Opinions Tue, 18 Feb 2014

Is Mahama to blame for Ghana’s weak economy? Yes but…

Because Ghana is operating an Executive Presidency, the President is to blame for any economic mishap. All former presidents Rawlings, Kufuor and late Mills were blamed for economic woes in their terms in office. This is because during electoral campaigns the presidents made promises and vowed to fulfill in accordance with their parties manifestoes which has turned out to be close to impossible, due to a lot of factors and situations that were not well managed. However, during the reality check on the performance of the economy, being run through many appointees, the president is required to open up to the nation. He must come out to explain the causes of his failure to achieve his campaign targets.

In the case of President Mahama, he has come out to admit that there are difficulties facing the economy. But he continued to explain that it is nothing unusual because economic problems are currently universal and hitting hard, nations high and low hence we are all going through similar difficulties. Before president Mahama and the late Mills came to power in 2009, Ghana owed about $9billion at the time the nation was not an oil economy but had cocoa and gold. Today, Ghana is said to owe $15bn with some people stating our debt profile to have leaped to $25bn.

Government has come out to explain that, it is the investments which have all been done in the foreign cash like infrastructural development such as roads, gas projects and other developments all over the country.

Presently, we are suffering from over expenditure on government budget allocations. The public accounts committee has also uncovered in government offices an illegal use of government funds. Interest payments on loans owed to internal and external creditors are mounting to the extent of becoming difficult to manage. Ghana is suffocating on chocking air from interest payments, a situation that requires collective intervention. “All hands on deck” is the clarion call by all well meaning citizens.

Ghana has slipped away from a single digit inflation making it impossible for government firms, importers and traders to make informed projections with their local and foreign transactions. Ghana’s over dependence on imports has affected the value of our local currency to the extent that the cedi is in a free fall against the dollar and other currencies.

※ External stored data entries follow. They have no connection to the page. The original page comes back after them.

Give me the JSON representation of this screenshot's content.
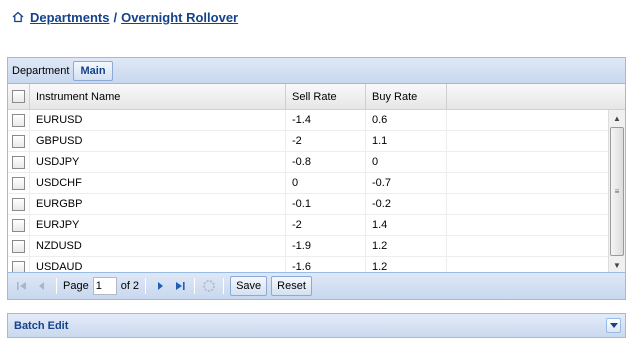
{
  "breadcrumb": {
    "home_icon": "home-icon",
    "items": [
      "Departments",
      "Overnight Rollover"
    ],
    "separator": "/"
  },
  "toolbar": {
    "department_label": "Department",
    "department_value": "Main"
  },
  "grid": {
    "columns": [
      "Instrument Name",
      "Sell Rate",
      "Buy Rate"
    ],
    "rows": [
      {
        "name": "EURUSD",
        "sell": "-1.4",
        "buy": "0.6"
      },
      {
        "name": "GBPUSD",
        "sell": "-2",
        "buy": "1.1"
      },
      {
        "name": "USDJPY",
        "sell": "-0.8",
        "buy": "0"
      },
      {
        "name": "USDCHF",
        "sell": "0",
        "buy": "-0.7"
      },
      {
        "name": "EURGBP",
        "sell": "-0.1",
        "buy": "-0.2"
      },
      {
        "name": "EURJPY",
        "sell": "-2",
        "buy": "1.4"
      },
      {
        "name": "NZDUSD",
        "sell": "-1.9",
        "buy": "1.2"
      },
      {
        "name": "USDAUD",
        "sell": "-1.6",
        "buy": "1.2"
      }
    ]
  },
  "pager": {
    "page_label": "Page",
    "current_page": "1",
    "of_label": "of 2",
    "save_label": "Save",
    "reset_label": "Reset"
  },
  "batch": {
    "title": "Batch Edit"
  },
  "colors": {
    "accent": "#15428b",
    "panel_border": "#99bbe8",
    "toolbar_bg": "#dfe8f6"
  }
}
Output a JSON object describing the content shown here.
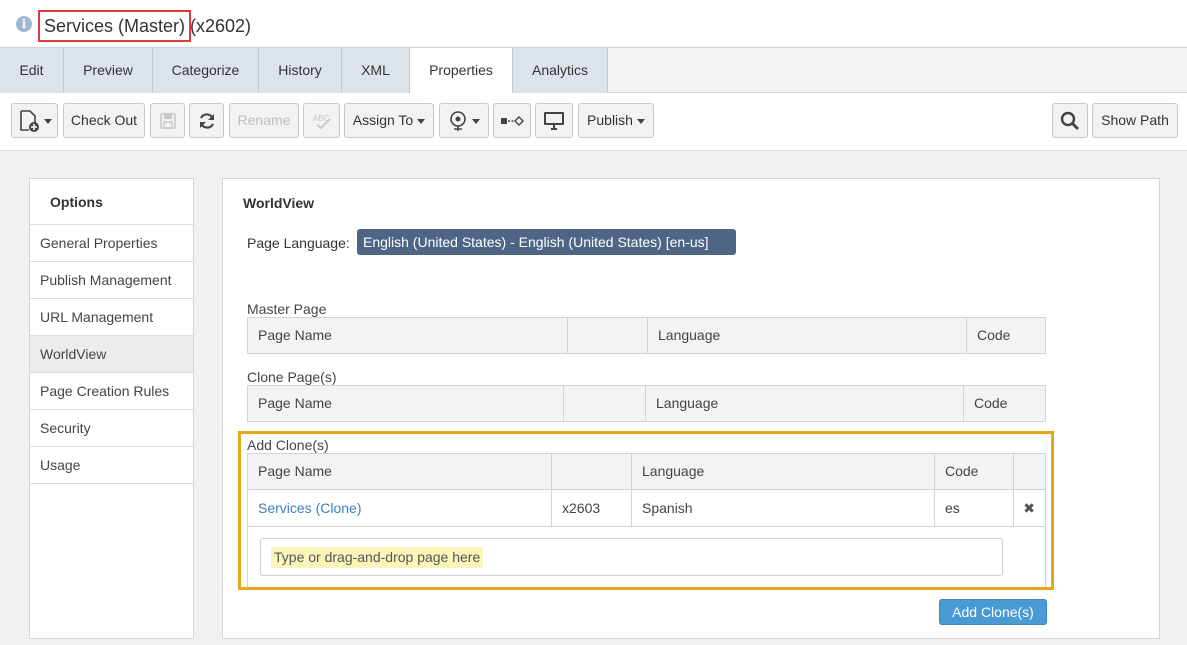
{
  "header": {
    "title": "Services (Master)",
    "id_suffix": "(x2602)"
  },
  "tabs": [
    {
      "label": "Edit"
    },
    {
      "label": "Preview"
    },
    {
      "label": "Categorize"
    },
    {
      "label": "History"
    },
    {
      "label": "XML"
    },
    {
      "label": "Properties",
      "active": true
    },
    {
      "label": "Analytics"
    }
  ],
  "toolbar": {
    "check_out": "Check Out",
    "rename": "Rename",
    "assign_to": "Assign To",
    "publish": "Publish",
    "show_path": "Show Path"
  },
  "options": {
    "title": "Options",
    "items": [
      "General Properties",
      "Publish Management",
      "URL Management",
      "WorldView",
      "Page Creation Rules",
      "Security",
      "Usage"
    ],
    "active": "WorldView"
  },
  "panel": {
    "title": "WorldView",
    "page_language_label": "Page Language:",
    "page_language_value": "English (United States) - English (United States) [en-us]",
    "master_label": "Master Page",
    "clone_label": "Clone Page(s)",
    "add_label": "Add Clone(s)",
    "columns": {
      "page_name": "Page Name",
      "blank": "",
      "language": "Language",
      "code": "Code"
    },
    "add_rows": [
      {
        "page_name": "Services (Clone)",
        "id": "x2603",
        "language": "Spanish",
        "code": "es"
      }
    ],
    "drop_placeholder": "Type or drag-and-drop page here",
    "add_button": "Add Clone(s)"
  },
  "colors": {
    "highlight": "#e8a71a",
    "title_box": "#e03a3a",
    "language_badge": "#4f6586",
    "primary_button": "#4a9ad4",
    "link": "#3a7fc2"
  }
}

The measures introduced by the Bank of Ghana, BoG to halt the free fall of the cedi can only help matters if every private and government firm and establishment is made to quote prices in cedis instead of dollars. It remains to be seen if the measure would be respected by all in Ghana including our estates developers, hotels, restaurants, traders, sea and airport establishments. Since independence, we have not been depending on home grown development plans but once approved by the Breton woods i.e. the World Bank and affiliates.

We also depend on foreign imports of items that can be produced locally. Interestingly, we learned our tastes from our colonial masters and the western world from whom we seek advice to run our economy. Even when we decided to wean ourselves from our foreign benefactors by going for Eurobonds to finance our programs, we are unable to manage our finances with lots of baggage on judgment debts, dubious loans and grants to unproductive firms. We also spend the bulk of the cash on our benefactors who come as experts and advisors. Government is currently in court to retrieve large sums of money paid to organizations which had non-existent contract with the state. But it is taking some time to achieve that aim.

Ghana is now faced with high tariffs of electricity due to high cost of production and reliance on expensive crude oil to power electricity. Our hope is that the completion of the gas project at Atuabo will be realized on time to provide us with cheap electricity but that seems to have hit a snag. The project would no longer be completed in April as promised us by Dr. George Sipa Yankey, the Chief Executive Officer of the Ghana Gas Company to augment hydro power and provide cheap power to the nation.

We ought to commend the government for completing and commissioning the Bui Dam. But electricity will still be expensive if Atuabo Gas Project said to be 90% complete by the Ministry of Energy and Petroleum fails to provide cheaper gas. The net effect of the current situation is that the cost of doing business would affect cost of living which will eventually affect the pocket of workers, farmers and the general public. As you can see, the issue of solution to economic difficulty must become a collective responsibility. But in the current dispensation, the blame is placed at the doorsteps of the president.

The difficulties we are faced with now did not start with this current government. Yet President Mahama has the responsibility to bring to all, including the opposition, civil society, labor and the business sectors to do the following: organize an all party economic conference to examine the economy and provide solutions without prejudice to the measures already taken by government. This way all involved would get to know their roles in revamping the economy.

The winner takes it all system in the constitution is not good for a nation that need to work together. The advice we wish to give to the president is simple. Come out to do as former president Kufuor once did regarding the size of his government by saying that “When I was not in power, I saw things differently. Today as I am in power, I now know it is not that easy to run a nation especially after promising to help them out of their predicaments”. When this is done, the people of Ghana who are all loving and forgiving might understand and forgive the president.